Dealing with the bad actors behind the kinds of enterprises that use Companies House to provide cover for fraudulent activities can be like playing whack-a-mole – as soon as one fraudulent entity is closed down, another appears. While practitioners may welcome progress in removing fraudulent entities from the Register, the key measure will be limiting the ability to make (mis)use of it in the future.
With that in mind, it is worth noting the report’s emphasis on Companies House’s sharing of intelligence with other government agencies and law enforcement partners, and its reference to “developing tech capabilities” to help it fight fraud. Companies House, the Insolvency Service, and His Majesty’s Revenue and Customs are now working together in intelligence gathering, risk profiling, and early intervention. New powers introduced by ECCTA underpin this work, and together they are focusing on areas including intelligence sharing, pattern spotting, and “abusive phoenixism,” which is where companies are liquidated to avoid liabilities but continue their business through new entities.
What’s next
The report details some of the recent enforcement activity instigated by Companies House.
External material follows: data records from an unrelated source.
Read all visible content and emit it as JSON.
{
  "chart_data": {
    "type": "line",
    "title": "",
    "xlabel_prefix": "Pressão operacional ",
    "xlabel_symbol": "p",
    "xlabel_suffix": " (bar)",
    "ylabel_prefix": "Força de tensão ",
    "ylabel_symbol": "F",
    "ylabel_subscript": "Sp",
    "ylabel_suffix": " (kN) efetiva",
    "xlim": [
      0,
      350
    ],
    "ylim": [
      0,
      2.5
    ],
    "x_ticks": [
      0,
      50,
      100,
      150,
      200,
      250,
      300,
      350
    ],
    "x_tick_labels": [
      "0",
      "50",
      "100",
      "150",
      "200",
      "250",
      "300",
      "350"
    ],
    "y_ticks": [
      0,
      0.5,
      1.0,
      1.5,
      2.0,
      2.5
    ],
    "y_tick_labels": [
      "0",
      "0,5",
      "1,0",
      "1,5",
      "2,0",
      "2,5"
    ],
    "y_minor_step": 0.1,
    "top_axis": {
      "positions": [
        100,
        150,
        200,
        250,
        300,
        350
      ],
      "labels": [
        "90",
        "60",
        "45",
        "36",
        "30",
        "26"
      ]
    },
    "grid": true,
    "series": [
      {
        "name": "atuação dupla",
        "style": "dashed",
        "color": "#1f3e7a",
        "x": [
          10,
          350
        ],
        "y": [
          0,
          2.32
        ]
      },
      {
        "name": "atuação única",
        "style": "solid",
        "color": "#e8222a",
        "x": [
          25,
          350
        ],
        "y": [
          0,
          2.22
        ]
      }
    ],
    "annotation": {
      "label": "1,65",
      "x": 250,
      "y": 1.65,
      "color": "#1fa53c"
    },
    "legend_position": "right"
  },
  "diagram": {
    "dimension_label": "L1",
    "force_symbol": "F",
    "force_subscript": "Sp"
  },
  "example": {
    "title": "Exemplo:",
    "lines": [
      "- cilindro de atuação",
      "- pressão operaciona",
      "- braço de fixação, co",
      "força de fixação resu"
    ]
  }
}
For example, five companies were shut down by the High Court after filing false, and in some cases forged, accounts claiming turnovers of up to £642 million, despite having no genuine business activity. The Insolvency Service launched the investigation following referrals from Companies House, using its strengthened powers under the ECCTA. Several accounts have since been removed from the register after being deemed factually inaccurate and forged.
Proactive enforcement activity such as this may go some way to helping prevent genuine businesses from being misled by fabricated financial information and protect the integrity of the Companies House register. Accordingly, we should expect Companies House to continue to take an active role in combatting economic crime, with further enforcement action and increased cooperation with other entities.
Also on the horizon is further secondary legislation in relation to limited partnership reform, the Register of Overseas Entities and requirements regarding identity verification, and (in coordination with the Insolvency Service) a new threat-based and intelligence-led system for assessing new cases for investigation, which is a change from the prior insolvency-triggered or complaint-led position.